My wife had already collected eight thousand; with my five it would be thirteen thousand. For a start that was very good. The business which had so worried and interested me was at last in my hands; I was doing what the others would not and could not do; I was doing my duty, organizing the relief fund in a practical and businesslike way Everything seemed to be going in accordance with my desires and intentions; but why did my feeling of uneasiness persist? I spent four hours over my wife's papers, making out their meaning and correcting her mistakes, but instead of feeling soothed, I felt as though some one were standing behind me and rubbing my back with a rough hand. What was it I wanted? The organization of the relief fund had come into trustworthy hands, the hungry would be fed -- what more was wanted?
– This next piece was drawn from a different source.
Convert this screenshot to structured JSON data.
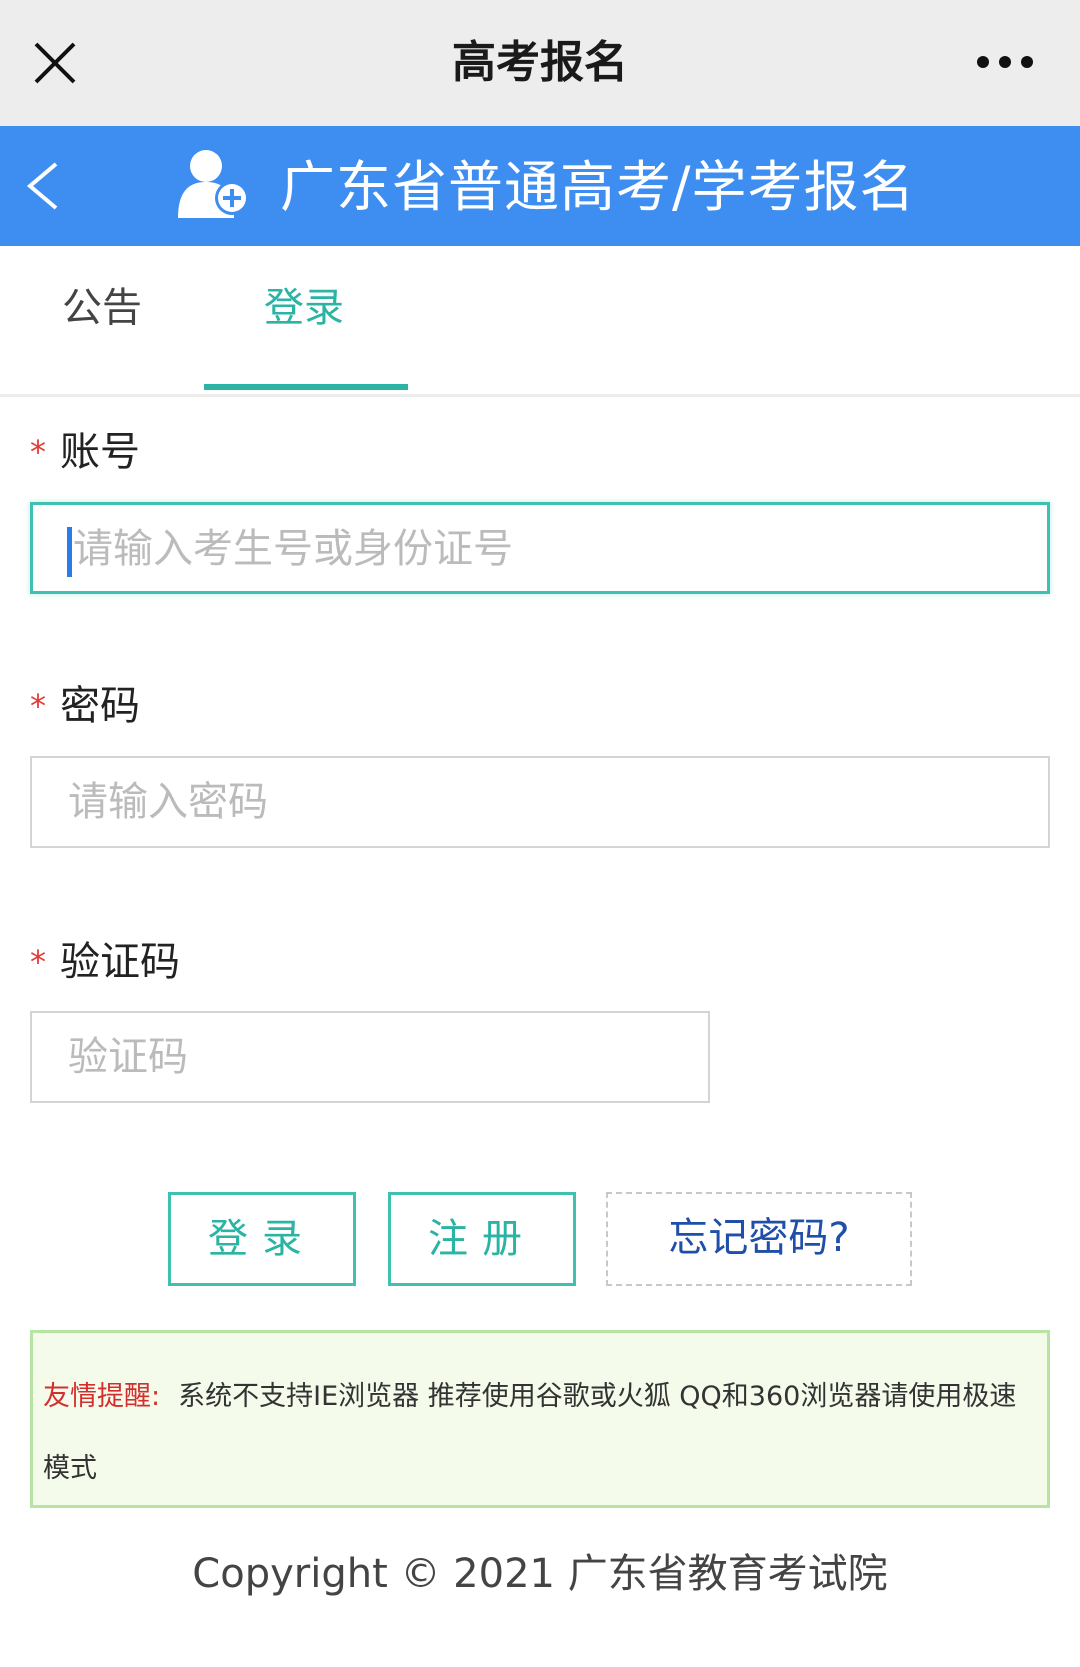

The four hours of this light work for some reason exhausted me, so that I could not sit bending over the table nor write. From below I heard from time to time a smothered moan; it was my wife sobbing. Alexey, invariably meek, sleepy, and sanctimonious, kept coming up to the table to see to the candles, and looked at me somewhat strangely.

"Yes, I must go away," I decided at last, feeling utterly exhausted. "As far as possible from these agreeable impressions!

I will set off tomorrow."

I gathered together the papers and exercise books, and went down to my wife. As, feeling quite worn out and shattered, I held the papers and the exercise books to my breast with both hands, and passing through my bedroom saw my trunks, the sound of weeping reached me through the floor.

"Are you a kammer-junker?" a voice whispered in my ear. "That's a very pleasant thing. But yet you are a reptile."

"It's all nonsense, nonsense, nonsense," I muttered as I went downstairs. "Nonsense . . . and it's nonsense, too, that I am actuated by vanity or a love of display. . . . What rubbish! Am I going to get a decoration for working for the peasants or be made the director of a department? Nonsense, nonsense! And who is there to show off to here in the country?"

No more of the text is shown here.